Washington is definitely the land of stunning alpine lakes, and Blue Lake is numbered among 1 of the must dos. It’s great for families or adventurers just looking for a shorter time out. While it’s definitely still a bit of a work out, the switchbacks are all excellently graded and the overall length is short and sweet. The lake at the end is stunning and I particularly couldn’t get enough of the surrounding mountain peaks and spires of the North Cascades. You can also swim in this lake but be warned… it’s REALLY cold even by my standards.
Distance: 4.8 to the lake. (Add 0.5 if you do the upper loop add on) Elevation Gain: 900 feet Time: 2-3 hours Difficulty: Easy/ Moderate Fees: $5 cash fee at trailhead or display you NPW forest pass/ National Parks Pass to cover the fee.
Trail head Directions:
The trailhead for Blue lake is just off of HWY20. If you are coming from the East (Winthrop) the trailhead will be just 1 mile on your left past the Washington Pass overlook (which is on your right and another worthy stop) If you are travelling from the West, the trailhead will be on your right about 4 miles past the Rainy Pass TH.
From the brown house potties and trail head marker, follow the trail back into the trees. It will follow the road a short ways before veering to the right and beginning switchbacks up the hill.
The switchbacks are very long but even out the trail nicely so the elevation gain is less noticeable. As you climb higher you’ll start being able to see incredible mountain peaks through gaps in the trees and even the start of some high alpine wild flowers. Eventually the trail comes near a little creek and heads straight up alongside it. This is when you are almost there! Once you reach the lake, you’ll come to a fork. Continue left to stay long the shore and even when the trail looks like it ends- continue through the rocks and you’ll find even more peace and quiet without the crowds.

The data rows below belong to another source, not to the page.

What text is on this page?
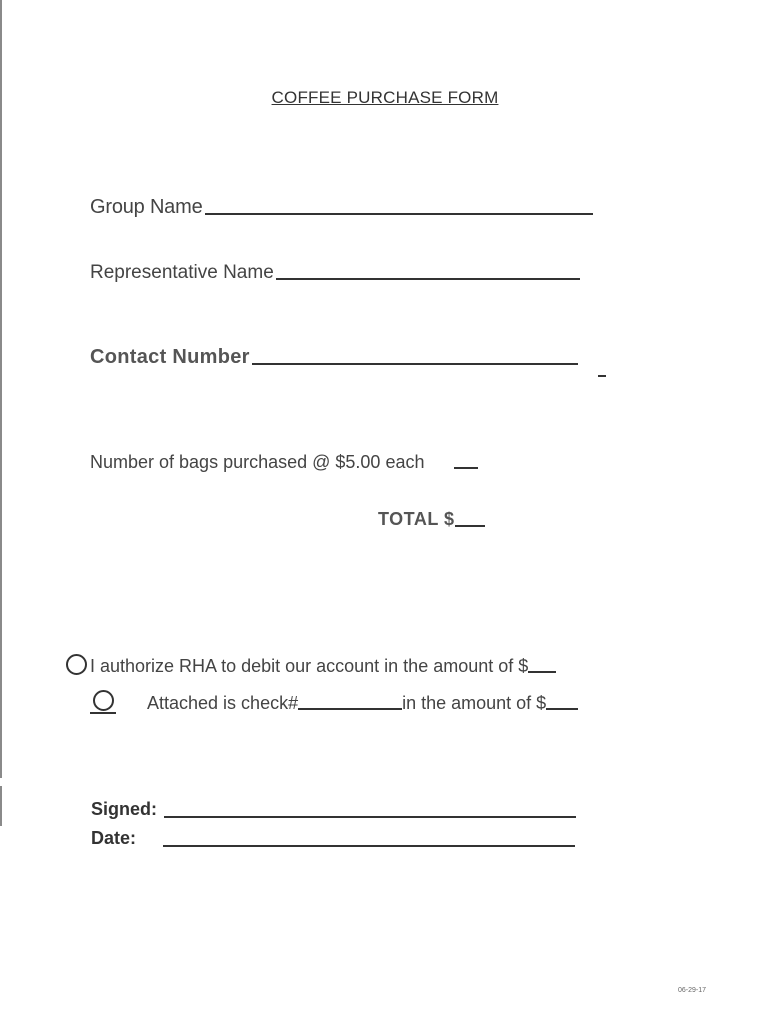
COFFEE PURCHASE FORM
Group Name
Representative Name
Contact Number
Number of bags purchased @ $5.00 each
TOTAL $
I authorize RHA to debit our account in the amount of $
Attached is check#	in the amount of $
Signed:
Date:
06-29-17
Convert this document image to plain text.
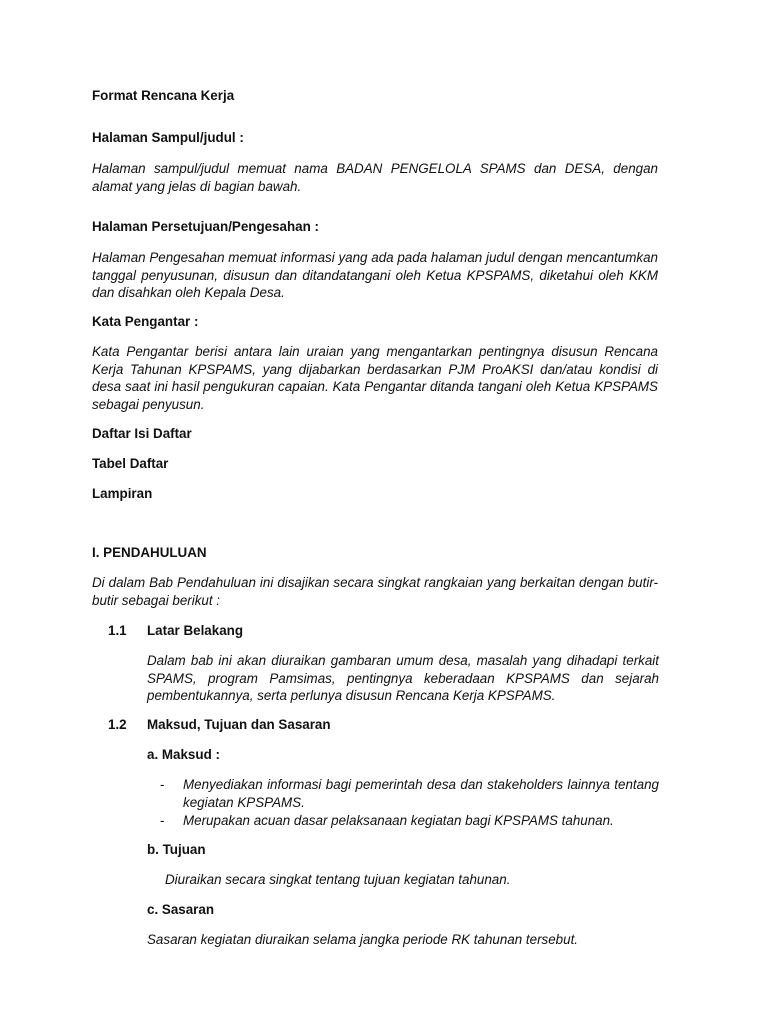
Format Rencana Kerja
Halaman Sampul/judul :

Halaman sampul/judul memuat nama BADAN PENGELOLA SPAMS dan DESA, dengan alamat yang jelas di bagian bawah.

Halaman Persetujuan/Pengesahan :

Halaman Pengesahan memuat informasi yang ada pada halaman judul dengan mencantumkan tanggal penyusunan, disusun dan ditandatangani oleh Ketua KPSPAMS, diketahui oleh KKM dan disahkan oleh Kepala Desa.

Kata Pengantar :

Kata Pengantar berisi antara lain uraian yang mengantarkan pentingnya disusun Rencana Kerja Tahunan KPSPAMS, yang dijabarkan berdasarkan PJM ProAKSI dan/atau kondisi di desa saat ini hasil pengukuran capaian. Kata Pengantar ditanda tangani oleh Ketua KPSPAMS sebagai penyusun.

Daftar Isi Daftar
Tabel Daftar
Lampiran
I. PENDAHULUAN

Di dalam Bab Pendahuluan ini disajikan secara singkat rangkaian yang berkaitan dengan butir-butir sebagai berikut :

1.1 Latar Belakang

Dalam bab ini akan diuraikan gambaran umum desa, masalah yang dihadapi terkait SPAMS, program Pamsimas, pentingnya keberadaan KPSPAMS dan sejarah pembentukannya, serta perlunya disusun Rencana Kerja KPSPAMS.

1.2 Maksud, Tujuan dan Sasaran
a. Maksud :
- Menyediakan informasi bagi pemerintah desa dan stakeholders lainnya tentang kegiatan KPSPAMS.

- Merupakan acuan dasar pelaksanaan kegiatan bagi KPSPAMS tahunan.

b. Tujuan

Diuraikan secara singkat tentang tujuan kegiatan tahunan.

c. Sasaran

Sasaran kegiatan diuraikan selama jangka periode RK tahunan tersebut.
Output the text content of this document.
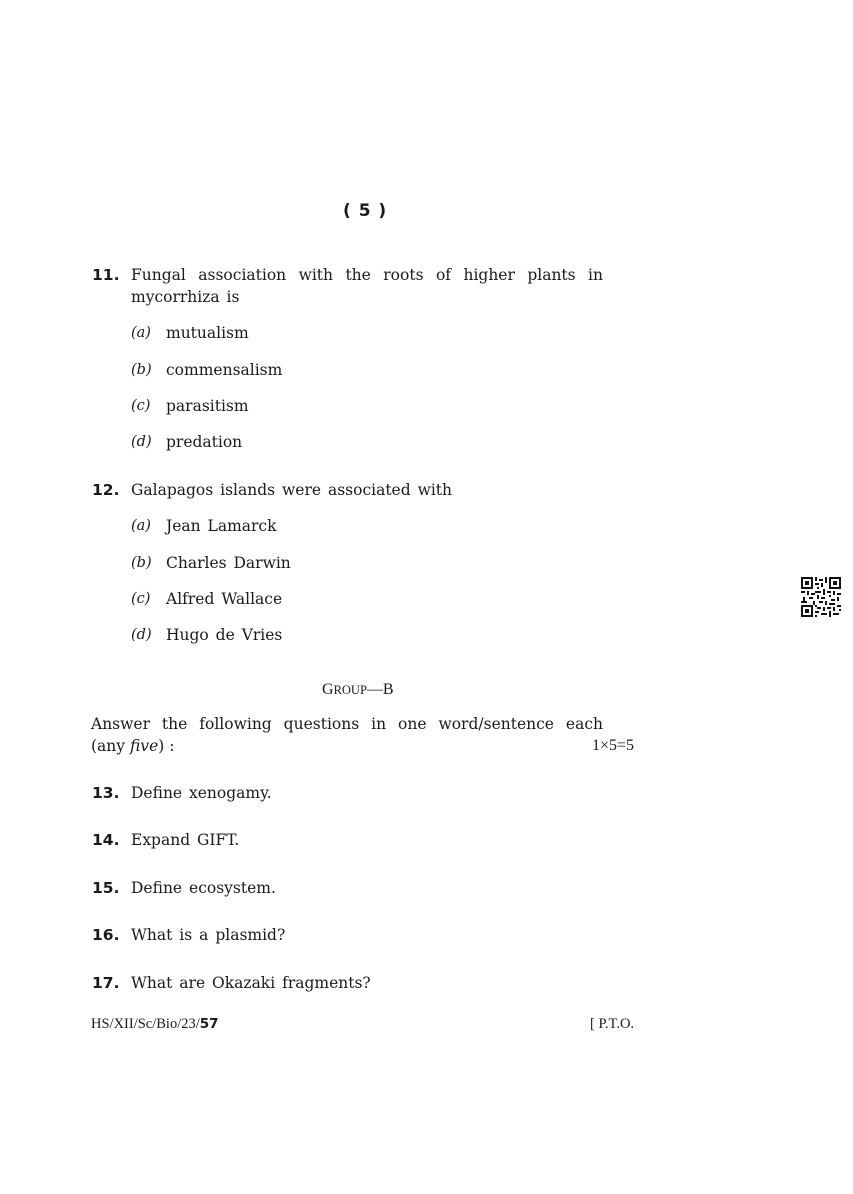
( 5 )
11. Fungal association with the roots of higher plants in
mycorrhiza is
(a) mutualism
(b) commensalism
(c) parasitism
(d) predation
12. Galapagos islands were associated with
(a) Jean Lamarck
(b) Charles Darwin
(c) Alfred Wallace
(d) Hugo de Vries
GROUP—B
Answer the following questions in one word/sentence each
(any five) :	1×5=5
13. Define xenogamy.
14. Expand GIFT.
15. Define ecosystem.
16. What is a plasmid?
17. What are Okazaki fragments?
HS/XII/Sc/Bio/23/57	[ P.T.O.
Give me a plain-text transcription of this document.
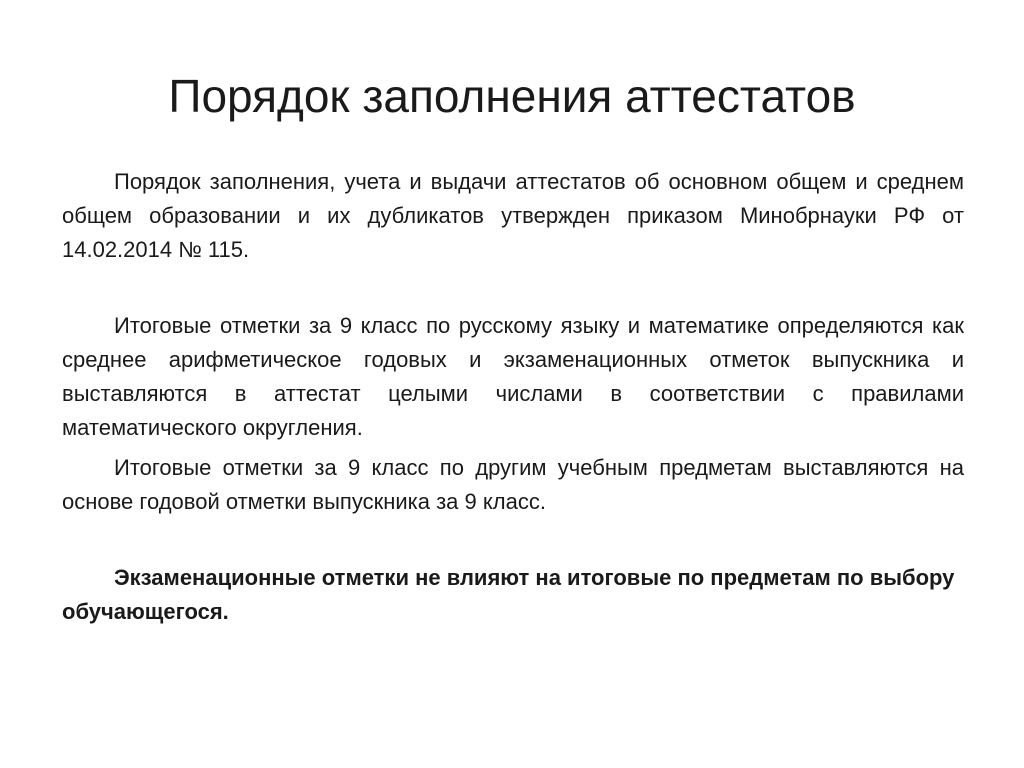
Порядок заполнения аттестатов

Порядок заполнения, учета и выдачи аттестатов об основном общем и среднем общем образовании и их дубликатов утвержден приказом Минобрнауки РФ от 14.02.2014 № 115.

Итоговые отметки за 9 класс по русскому языку и математике определяются как среднее арифметическое годовых и экзаменационных отметок выпускника и выставляются в аттестат целыми числами в соответствии с правилами математического округления.

Итоговые отметки за 9 класс по другим учебным предметам выставляются на основе годовой отметки выпускника за 9 класс.

Экзаменационные отметки не влияют на итоговые по предметам по выбору обучающегося.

If you want to extend your hike a little and get great views down onto the lake, take the right fork and follow it a short ways up. The trail to the right loops around in a 0.5 mile loop or you can just retrace your steps after getting a good view back to the main trail which you follow the same way down.
A note on crowds:
This hike can and will get busy as it is one of the best known short trails in the North Cascades National Park. There is extra parking allowed on the road but be safe as it is a highway. We started hiking around 1 on a Monday and there was ample parking in the lot and the while we certainly saw people on the trail and around the lakes- it never felt crowded. So a weekday if you can is best.
A note on swimming
After the grand success of Colchuck I was ready to swim in another alpine lake. Let me tell you though this lake is NOT the same. It was pins and needles the entire time and I could barely handle having my upper body in the water at all. (Talk about sucking all the heat out of your body in an instant cold) We took a few photos where I stood on rocks off shore so my upper body could remain out of the water but just the short swims to get out there were a little painful. So unless REALLY cold water is your thing, I don’t really recommend a swim in this lake. It is allowed however if you so choose.
What do you think, would you take a dip in this alpine lake? Whether you swim or not, Blue Lake is yet another pristine alpine lake worth the hike in one of America’s most underrated National Parks. I highly recommend checking this one out!